Generalized Lévy walks and the role of chemokines in migration of effector CD8+ T cells

Abstract
T cells in the brains of Toxoplasma-infected mice are shown to move by Lévy-like walks. T cells are an important first point of contact between the immune system and invading pathogens. The currently accepted model of the early stages of the immune reaction, in which the T cells encounter the invader, is that of a Brownian random walk. This paper reports the use of in vivo multiphoton microscopy to demonstrate that the chemokine CXCL10 enhances the ability of CD8+ T cells to control the protozoon pathogen Toxoplasma gondii. Surprisingly, the in vivo imaging reveals that T cells in the brains of mice infected with T. gondii move not by Brownian-type motion but instead follow a Lévy walk pattern of runs punctuated by periodic pauses. Mathematical simulations suggest that this mode of movement increases the chances of finding targets at unknown locations. Chemokines have a central role in regulating processes essential to the immune function of T cells1,2,3, such as their migration within lymphoid tissues and targeting of pathogens in sites of inflammation.

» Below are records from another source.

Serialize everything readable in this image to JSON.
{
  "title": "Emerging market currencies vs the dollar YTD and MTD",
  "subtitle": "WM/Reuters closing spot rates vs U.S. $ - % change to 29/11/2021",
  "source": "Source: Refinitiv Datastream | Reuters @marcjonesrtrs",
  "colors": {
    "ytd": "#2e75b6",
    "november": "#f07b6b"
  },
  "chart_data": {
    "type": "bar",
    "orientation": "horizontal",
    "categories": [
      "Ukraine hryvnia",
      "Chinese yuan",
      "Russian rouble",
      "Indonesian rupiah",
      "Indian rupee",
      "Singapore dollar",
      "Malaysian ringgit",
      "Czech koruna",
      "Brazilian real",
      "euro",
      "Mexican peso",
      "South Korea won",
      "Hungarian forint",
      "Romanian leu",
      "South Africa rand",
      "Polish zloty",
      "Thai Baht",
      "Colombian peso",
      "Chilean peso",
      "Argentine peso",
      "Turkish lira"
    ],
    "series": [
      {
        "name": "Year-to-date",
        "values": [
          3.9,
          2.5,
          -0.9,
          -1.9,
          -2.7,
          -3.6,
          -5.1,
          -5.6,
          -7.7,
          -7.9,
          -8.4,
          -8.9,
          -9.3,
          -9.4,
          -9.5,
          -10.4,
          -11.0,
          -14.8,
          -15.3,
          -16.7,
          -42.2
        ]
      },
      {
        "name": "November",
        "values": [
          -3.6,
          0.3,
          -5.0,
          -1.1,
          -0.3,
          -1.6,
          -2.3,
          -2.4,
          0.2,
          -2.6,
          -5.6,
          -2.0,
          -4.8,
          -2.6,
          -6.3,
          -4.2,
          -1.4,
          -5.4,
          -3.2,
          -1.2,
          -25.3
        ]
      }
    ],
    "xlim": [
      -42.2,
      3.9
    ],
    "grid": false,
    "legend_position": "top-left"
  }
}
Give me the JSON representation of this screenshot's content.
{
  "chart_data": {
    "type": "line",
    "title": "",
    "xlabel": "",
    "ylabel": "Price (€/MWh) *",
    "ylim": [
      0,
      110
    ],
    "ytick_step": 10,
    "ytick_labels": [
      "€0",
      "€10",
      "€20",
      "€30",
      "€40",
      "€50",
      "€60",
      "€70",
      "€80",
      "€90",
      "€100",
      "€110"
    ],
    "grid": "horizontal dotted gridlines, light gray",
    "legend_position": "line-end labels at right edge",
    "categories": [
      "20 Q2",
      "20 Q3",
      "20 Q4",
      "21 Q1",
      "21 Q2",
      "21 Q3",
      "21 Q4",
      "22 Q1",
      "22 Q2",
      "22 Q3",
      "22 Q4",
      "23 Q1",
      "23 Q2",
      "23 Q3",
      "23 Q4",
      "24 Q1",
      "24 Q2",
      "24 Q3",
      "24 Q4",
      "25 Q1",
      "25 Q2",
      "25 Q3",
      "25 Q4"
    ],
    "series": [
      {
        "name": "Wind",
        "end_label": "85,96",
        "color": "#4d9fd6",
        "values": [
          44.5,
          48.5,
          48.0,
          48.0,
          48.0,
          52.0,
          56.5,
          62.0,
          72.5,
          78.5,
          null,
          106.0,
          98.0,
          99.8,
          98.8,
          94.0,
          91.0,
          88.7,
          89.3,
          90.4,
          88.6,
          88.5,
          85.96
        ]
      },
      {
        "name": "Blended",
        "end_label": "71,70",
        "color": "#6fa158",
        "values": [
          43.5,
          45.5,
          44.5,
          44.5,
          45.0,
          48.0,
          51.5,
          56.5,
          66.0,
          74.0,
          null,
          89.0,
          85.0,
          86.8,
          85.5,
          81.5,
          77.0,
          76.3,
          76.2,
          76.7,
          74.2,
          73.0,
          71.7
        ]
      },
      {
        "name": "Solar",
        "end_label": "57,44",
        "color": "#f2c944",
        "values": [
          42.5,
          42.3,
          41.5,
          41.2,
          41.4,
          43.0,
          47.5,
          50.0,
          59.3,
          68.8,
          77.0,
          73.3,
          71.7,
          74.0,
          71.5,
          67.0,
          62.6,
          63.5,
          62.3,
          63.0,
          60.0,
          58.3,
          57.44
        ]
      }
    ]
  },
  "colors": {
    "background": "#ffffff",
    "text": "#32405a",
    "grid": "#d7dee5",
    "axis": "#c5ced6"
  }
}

Here we track T cells using multi-photon microscopy to demonstrate that the chemokine CXCL10 enhances the ability of CD8+ T cells to control the pathogen Toxoplasma gondii in the brains of chronically infected mice. This chemokine boosts T-cell function in two different ways: it maintains the effector T-cell population in the brain and speeds up the average migration speed without changing the nature of the walk statistics. Notably, these statistics are not Brownian; rather, CD8+ T-cell motility in the brain is well described by a generalized Lévy walk. According to our model, this unexpected feature enables T cells to find rare targets with more than an order of magnitude more efficiency than Brownian random walkers. Thus, CD8+ T-cell behaviour is similar to Lévy strategies reported in organisms ranging from mussels to marine predators and monkeys4,5,6,7,8,9,10, and CXCL10 aids T cells in shortening the average time taken to find rare targets.